Imus, who went to rehab 24 years ago and has never relapsed, said one of the more frustrating things about being an addict is that most people think quitting an addiction is merely a question of willpower.
 
“This disease has always been looked at as a behavioral malady, and so there’s judgment, there’s guilt,” Kipper said. “It’s very hard to get people to be sympathetic to your plight.”
 
Now, he believes, there is hope that addiction will be treated as the chronic, medical disease that it actually is, much like diabetes, cancer, and heart disease.

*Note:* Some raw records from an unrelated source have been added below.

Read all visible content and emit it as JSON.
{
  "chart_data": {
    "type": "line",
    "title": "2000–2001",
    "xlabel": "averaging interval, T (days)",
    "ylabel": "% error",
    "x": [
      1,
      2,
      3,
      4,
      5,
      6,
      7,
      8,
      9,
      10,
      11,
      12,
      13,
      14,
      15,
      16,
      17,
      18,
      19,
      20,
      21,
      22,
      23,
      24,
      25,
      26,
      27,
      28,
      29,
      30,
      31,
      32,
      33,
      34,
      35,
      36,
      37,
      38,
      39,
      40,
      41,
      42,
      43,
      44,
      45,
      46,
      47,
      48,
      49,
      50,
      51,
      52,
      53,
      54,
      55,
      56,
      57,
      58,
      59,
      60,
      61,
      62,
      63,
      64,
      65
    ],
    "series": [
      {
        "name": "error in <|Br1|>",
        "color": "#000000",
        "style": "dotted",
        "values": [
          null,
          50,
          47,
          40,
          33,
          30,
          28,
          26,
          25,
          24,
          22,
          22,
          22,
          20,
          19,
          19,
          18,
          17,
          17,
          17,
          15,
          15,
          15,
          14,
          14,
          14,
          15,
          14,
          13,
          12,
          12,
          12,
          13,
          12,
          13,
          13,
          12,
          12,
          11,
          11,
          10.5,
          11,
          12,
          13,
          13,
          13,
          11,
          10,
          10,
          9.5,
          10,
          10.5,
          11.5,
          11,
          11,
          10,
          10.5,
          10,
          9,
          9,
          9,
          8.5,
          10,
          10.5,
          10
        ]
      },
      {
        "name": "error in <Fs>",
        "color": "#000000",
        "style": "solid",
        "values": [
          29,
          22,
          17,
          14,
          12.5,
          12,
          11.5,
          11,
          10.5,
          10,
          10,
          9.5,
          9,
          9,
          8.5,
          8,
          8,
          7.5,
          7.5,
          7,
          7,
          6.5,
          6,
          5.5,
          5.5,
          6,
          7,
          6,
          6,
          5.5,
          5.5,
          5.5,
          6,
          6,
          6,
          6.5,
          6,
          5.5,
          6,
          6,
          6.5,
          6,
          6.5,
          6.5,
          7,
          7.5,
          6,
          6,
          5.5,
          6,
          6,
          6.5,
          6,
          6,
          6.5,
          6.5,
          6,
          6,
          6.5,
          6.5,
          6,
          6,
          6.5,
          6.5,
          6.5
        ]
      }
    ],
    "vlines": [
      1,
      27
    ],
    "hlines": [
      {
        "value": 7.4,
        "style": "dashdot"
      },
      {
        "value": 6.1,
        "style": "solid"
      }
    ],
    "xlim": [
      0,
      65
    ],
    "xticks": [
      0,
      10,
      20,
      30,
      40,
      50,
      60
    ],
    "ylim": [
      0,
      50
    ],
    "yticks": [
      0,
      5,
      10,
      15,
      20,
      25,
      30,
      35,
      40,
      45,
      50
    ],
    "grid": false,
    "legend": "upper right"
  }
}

The only obstacle standing in the way of more effective treatment is that only ten percent of medical schools teach addiction, and one-half of one percent of physicians is trained in addiction.
 
“This is a big problem in our health care system,” Kipper said. “Pretty soon we’re going to have 32 million more people in the health care lines, and less doctors to treat people. This disease is not going away.”
 
Alcoholics Anonymous does not foster medical management of addiction, but Kipper believes its founder Bill Wilson would have supported his approach. “He was always looking for that missing link that was beyond the behavioral therapy,” Kipper said. “He was pushing niacin, and B-vitamins, and he was taking hallucinogenics. He was looking for that medical link that would have actually been the missing component.”
 
Addiction, he insisted, is about brain chemistry as much as it is about the substance that is abused. Kipper’s method of treating it with medications is much less controversial today than it was ten years ago, but its incorporation into the medical community has still been slow.
 
When a patient first approaches him with an addiction problem, Kipper’s goal is to identify that person’s neuro-chemical deficit. It has little to do with their Vitamin D levels, he told Imus, who admittedly asked that question for selfish reasons.
 
“I’m not afraid of living or dying, but I am afraid I’m going to have to go five minutes without talking about me,” he said, displaying the possibility that, over the last 24 years, a different, equally chronic kind of addiction has developed.